A Delhi court on Tuesday reserved its order on a plea seeking restoration of Hindu and Jain deities inside the premises till June 9 after the Archaeological Survey of India (ASI) maintained that the existing status of the monument cannot be altered to allow worship there. The ASI strongly opposed the plea.
The submission was made by the ASI even as Additional District Judge Nikhil Chopra said the main issue arising out of the plea was the “right to worship”, and asked how can one claim a legal right for restoration for something which happened 800 years ago. The judge then reserved the order on the plea for June 9.
The court was hearing a plea filed against an order of a magisterial court, which had dismissed a suit filed by advocate Hari Shankar Jain on behalf of Jain deity Tirthankar Lord Rishabh Dev, claiming that 27 temples were partly demolished by Qutubddin Aibak, a general in the army of Mohammad Gauri, and Quwwat-ul-Islam Mosque was raised inside the complex by reusing the material.
What did ASI say?
The ASI also said that it would be contrary to the law to agree to the contention of any person claiming a fundamental right to worship in this “centrally protected” monument.

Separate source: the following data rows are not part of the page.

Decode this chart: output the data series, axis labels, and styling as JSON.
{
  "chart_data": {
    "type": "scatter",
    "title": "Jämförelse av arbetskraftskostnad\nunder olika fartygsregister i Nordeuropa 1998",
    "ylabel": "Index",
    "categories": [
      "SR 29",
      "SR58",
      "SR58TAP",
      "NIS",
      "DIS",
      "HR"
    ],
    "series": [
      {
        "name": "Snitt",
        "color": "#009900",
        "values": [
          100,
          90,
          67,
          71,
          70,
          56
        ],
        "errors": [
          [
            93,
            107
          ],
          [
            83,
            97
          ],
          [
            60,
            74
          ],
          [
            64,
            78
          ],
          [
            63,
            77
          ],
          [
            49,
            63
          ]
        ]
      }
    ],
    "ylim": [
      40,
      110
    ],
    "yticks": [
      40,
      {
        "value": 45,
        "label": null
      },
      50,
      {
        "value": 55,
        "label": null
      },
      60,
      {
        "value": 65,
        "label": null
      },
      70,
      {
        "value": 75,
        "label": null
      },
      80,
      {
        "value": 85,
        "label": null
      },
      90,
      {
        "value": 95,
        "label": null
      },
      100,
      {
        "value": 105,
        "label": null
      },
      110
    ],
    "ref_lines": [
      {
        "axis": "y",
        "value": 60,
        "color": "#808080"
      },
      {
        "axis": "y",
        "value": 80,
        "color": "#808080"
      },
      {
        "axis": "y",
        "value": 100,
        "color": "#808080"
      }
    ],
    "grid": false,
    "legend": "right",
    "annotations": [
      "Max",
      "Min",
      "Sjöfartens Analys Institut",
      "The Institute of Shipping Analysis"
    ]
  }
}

The ASI said the revival of worship was not allowed wherever it was not practised at the time of protection of a monument.
"Qutub Minar is not a place of worship and since the time of its protection by the central government, Qutub Minar or any part of Qutub Minar was not under worship by any community,” it added.
Is Qutub Minar made on a temple?
It, however, said the architectural materials and images of Hindu and Jain deities were re-used in the construction of the Qutub complex.
During the hearing before Judge Nikhil Chopra, the ASI said fundamental rights cannot be availed in violation of any status of the land. The basic principle of protection and conservation is not to allow starting of any new practice in a monument declared and notified as a protected one under the Act, it added.
The counsel for the ASI Subash Gupta further said that it was very clear from the Persian inscription at the Quwwat-ul-Islam mosque that the cloisters were erected with carved columns and other architectural members from 27 temples.
“Inscription is clear that the mosque was built with the remains of these temples. But nowhere it is mentioned that the materials were retrieved by demolishing temples. Also, it is not clear if they were retrieved from the site or brought from outside… Not demolished but remains of temples used for construction,” the counsel said.
Gupta said there was no provision under the Ancient Monuments and Archaeological Sites and Remains (AMASR) Act under which worship could be started at any living monument.
"The intention of the statute is clear that the monument should be protected and preserved in its original condition for the posterity. Therefore, changing and alteration of the existing structure would be a clear violation of the AMASR Act and thus should not be allowed," he said.
He added that as per the petitioner's submissions, for 800 years the monument was in the same condition. “It is only recently that these things are coming up,” he said.
During the hearing, the ASI also submitted that when the complex was constructed, materials were used in a haphazard manner resulting in images being erected upside down in some places.
One image of Lord Ganesha is on the lower portion of the wall and is stated to have been protected with a grille to prevent any possibility of someone stepping onto it.
Another image of Lord Ganesha is found in the complex in an upside-down position. However, this is embedded in the wall, therefore, it is stated that it may not be feasible to remove or reset the same.
What did the court say?
During the hearing, the court observed that in south India, there are many monuments that are not being used and prayers are not being offered.
“Now you want the monument to be turned into a temple. My question is how you claim a legal right for restoration for something which happened 800 years ago,” the judge asked.
To this, the petitioner said, “once deity property, always deity property. It is never lost”, adding that it was his “fundamental right to worship”. After his submission, the judge said the main issue was the “right to worship”.
“What is the backing of this right? Idol exists there or not is not the case,” the judge said.